The film tells us about the effects of Simon’s unexpected and devastating death on those closest to him. The action rests mainly on Federico, played by a magnetic Miguel Gonzalez who performs this demanding role with great maturity. Through the eyes of the protagonist, from whom Quebrada's camera never strays too far, we see how the dead teen's environment is broken into pieces, ravaged by the tragedy. There are particularly heartbreaking scenes where Clara (the magnificent Jenny Navarrete), the boys’ mother, is completely ripped apart, incapable of processing the immensity of her pain. The main highlight of the film is the tone: how the director manages to describe in detail and without ambiguity the profound darkness that his characters are going through. And yet it is not excessive. At no point does the film give in to the temptation of indulging in sentimentality. The drama permeates everything, but so does love and respect for people who we empathise immediately, thanks the excellent writing and, above all, the enormous commitment of the entire cast.
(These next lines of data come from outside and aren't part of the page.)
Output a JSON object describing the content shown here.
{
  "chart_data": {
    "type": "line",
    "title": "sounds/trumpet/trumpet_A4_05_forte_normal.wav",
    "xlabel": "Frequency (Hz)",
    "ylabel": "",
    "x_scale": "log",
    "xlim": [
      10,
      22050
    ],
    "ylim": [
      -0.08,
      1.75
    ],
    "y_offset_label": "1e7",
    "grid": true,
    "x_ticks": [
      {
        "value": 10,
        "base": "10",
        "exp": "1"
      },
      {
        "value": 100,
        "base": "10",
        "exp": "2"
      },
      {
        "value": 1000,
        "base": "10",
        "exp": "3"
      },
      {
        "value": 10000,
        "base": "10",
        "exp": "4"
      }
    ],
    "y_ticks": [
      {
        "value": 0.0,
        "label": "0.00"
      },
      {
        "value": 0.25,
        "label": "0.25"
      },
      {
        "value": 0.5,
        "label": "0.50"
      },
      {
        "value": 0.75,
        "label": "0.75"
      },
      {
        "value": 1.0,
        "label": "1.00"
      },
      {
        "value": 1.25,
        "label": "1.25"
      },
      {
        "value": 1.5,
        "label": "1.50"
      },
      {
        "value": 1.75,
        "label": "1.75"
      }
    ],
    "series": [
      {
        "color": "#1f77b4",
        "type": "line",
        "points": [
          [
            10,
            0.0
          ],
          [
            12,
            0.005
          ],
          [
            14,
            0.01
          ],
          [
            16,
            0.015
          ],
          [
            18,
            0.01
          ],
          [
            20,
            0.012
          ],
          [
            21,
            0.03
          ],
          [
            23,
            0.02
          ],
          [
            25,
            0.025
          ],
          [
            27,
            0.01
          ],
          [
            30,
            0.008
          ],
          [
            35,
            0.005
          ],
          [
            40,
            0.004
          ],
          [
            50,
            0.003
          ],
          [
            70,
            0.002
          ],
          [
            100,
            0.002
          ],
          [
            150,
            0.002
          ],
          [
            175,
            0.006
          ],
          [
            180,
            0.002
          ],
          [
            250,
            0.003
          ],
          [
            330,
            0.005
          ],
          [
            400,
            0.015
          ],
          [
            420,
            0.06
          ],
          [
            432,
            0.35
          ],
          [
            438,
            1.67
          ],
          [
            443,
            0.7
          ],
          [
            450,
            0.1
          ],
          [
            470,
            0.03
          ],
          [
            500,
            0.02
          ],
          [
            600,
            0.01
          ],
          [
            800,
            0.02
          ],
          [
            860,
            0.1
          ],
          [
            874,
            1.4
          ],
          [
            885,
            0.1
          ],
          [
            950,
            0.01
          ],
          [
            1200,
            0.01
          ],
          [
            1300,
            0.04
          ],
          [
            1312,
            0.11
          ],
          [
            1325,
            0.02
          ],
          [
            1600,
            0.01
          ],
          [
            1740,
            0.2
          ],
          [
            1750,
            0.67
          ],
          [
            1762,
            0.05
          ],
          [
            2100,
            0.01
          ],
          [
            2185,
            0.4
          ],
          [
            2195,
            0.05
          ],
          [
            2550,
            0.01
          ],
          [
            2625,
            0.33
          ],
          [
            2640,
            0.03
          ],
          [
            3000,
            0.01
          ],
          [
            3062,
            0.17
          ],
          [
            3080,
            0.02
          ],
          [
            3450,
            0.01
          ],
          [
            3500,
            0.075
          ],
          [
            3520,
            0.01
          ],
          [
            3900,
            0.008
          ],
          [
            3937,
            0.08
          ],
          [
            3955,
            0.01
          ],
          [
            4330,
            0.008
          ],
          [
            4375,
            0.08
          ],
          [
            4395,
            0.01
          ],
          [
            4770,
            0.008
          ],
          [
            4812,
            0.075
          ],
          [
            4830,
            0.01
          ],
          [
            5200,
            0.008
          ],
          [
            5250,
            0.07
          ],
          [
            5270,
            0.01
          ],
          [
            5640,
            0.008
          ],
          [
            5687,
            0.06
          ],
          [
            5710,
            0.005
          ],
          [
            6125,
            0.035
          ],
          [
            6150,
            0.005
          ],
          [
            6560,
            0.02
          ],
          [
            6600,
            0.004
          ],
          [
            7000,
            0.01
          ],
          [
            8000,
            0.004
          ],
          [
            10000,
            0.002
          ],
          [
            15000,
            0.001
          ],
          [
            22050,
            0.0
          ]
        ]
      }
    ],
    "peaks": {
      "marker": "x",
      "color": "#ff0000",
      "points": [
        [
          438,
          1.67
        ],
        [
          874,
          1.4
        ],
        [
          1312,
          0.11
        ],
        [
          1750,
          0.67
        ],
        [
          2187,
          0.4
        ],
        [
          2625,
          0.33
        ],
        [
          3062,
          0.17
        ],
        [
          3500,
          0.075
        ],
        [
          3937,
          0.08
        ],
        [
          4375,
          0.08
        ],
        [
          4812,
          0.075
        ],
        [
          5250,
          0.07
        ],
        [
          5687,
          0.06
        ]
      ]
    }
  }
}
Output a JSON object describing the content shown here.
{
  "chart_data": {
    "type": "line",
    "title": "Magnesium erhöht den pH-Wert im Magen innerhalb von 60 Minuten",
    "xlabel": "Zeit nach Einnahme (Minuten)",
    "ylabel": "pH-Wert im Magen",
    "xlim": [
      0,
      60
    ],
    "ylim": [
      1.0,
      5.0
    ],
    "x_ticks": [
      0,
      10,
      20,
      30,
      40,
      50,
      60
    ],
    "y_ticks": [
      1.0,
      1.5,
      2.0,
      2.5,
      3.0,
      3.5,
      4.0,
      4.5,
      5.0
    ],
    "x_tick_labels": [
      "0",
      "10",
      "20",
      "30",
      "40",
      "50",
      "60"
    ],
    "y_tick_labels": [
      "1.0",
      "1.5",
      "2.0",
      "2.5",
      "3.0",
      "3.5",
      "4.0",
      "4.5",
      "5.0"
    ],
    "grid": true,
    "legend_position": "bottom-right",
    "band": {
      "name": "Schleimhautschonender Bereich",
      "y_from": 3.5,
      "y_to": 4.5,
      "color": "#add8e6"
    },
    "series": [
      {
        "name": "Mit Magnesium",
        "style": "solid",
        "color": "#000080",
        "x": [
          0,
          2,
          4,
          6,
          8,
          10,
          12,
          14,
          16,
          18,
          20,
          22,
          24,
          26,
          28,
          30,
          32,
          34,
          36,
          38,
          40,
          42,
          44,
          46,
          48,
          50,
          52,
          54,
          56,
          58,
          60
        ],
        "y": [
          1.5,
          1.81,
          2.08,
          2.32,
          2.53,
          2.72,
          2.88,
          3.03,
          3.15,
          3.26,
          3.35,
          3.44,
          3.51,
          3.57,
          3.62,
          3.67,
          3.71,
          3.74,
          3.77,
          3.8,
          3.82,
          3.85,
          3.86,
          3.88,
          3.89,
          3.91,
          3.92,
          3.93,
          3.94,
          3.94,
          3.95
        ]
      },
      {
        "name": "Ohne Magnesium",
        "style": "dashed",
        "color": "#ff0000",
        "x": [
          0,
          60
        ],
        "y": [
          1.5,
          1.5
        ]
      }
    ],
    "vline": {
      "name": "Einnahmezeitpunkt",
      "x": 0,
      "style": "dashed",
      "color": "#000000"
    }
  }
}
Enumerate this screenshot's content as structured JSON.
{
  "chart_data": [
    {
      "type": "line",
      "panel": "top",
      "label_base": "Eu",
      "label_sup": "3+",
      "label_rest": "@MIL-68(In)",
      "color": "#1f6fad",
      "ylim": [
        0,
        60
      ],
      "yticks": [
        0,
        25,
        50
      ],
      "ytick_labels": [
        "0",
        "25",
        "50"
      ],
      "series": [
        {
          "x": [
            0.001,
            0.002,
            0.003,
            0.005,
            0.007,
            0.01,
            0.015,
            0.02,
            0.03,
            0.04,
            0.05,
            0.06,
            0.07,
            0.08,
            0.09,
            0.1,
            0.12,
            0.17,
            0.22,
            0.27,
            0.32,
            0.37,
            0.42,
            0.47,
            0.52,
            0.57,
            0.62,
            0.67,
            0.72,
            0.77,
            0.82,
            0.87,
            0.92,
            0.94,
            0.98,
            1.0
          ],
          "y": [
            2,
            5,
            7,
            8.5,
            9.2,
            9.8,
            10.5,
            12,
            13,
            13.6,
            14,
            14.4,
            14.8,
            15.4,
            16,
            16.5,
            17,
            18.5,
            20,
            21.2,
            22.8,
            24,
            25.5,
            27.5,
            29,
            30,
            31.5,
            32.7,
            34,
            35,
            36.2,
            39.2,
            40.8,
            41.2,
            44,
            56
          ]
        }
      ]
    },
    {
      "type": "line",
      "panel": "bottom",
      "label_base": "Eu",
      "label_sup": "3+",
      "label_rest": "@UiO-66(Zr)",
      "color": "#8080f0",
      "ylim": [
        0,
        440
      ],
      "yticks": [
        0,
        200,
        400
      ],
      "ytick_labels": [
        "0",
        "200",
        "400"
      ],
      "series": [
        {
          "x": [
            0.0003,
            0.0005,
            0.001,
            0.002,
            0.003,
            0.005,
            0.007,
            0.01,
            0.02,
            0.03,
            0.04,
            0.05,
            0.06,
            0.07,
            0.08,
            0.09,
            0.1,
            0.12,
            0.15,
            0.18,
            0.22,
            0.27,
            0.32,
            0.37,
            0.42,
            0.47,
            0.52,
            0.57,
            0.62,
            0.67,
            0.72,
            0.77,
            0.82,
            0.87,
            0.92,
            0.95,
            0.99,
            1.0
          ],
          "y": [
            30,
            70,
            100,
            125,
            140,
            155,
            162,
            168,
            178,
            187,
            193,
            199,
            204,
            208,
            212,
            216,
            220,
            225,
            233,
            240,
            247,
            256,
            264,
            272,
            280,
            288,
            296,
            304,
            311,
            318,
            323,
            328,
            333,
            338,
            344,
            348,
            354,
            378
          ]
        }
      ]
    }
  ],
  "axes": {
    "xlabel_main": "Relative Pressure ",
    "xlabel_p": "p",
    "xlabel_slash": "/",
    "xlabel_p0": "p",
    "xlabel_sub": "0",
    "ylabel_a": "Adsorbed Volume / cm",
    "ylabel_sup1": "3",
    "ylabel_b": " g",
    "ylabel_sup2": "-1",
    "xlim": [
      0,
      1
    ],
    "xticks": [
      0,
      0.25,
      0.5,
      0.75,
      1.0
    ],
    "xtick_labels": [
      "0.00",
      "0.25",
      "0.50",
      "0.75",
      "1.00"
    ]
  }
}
It is also interesting how the film manages to offer a lively and hopeful vision of youth. The portrait of adolescence - perhaps the most emotionally complicated age for any human - avoids clichés and paternalism. As it dives deeper into the relationship between Federico and Laura (Simon’s ex-girlfriend, played brilliantly by Ilona Almansa), the film enters minefield territory, but navigates it steadily and safely. The complexity of the teens’ emotions hits the audience hard as we witness their process of self-discovery and healing.
The Other Son is an inevitably painful film. It is a no-frills, no-risk work in terms of shape, with a sobriety that acts in its favour when it comes to delving into the complex emotions that plague the characters and creates closeness with the audience. The clever and subtle use of music, which far from stressing the emotions wraps them up and takes the edge of them, is the icing on the cake in the remarkable début work.
The Other Son is a production of the Colombian company Evidencia Films, with the French company Geko Films and Argentinean company Le Tiro. Film Factory Entertainment is responsible for international sales.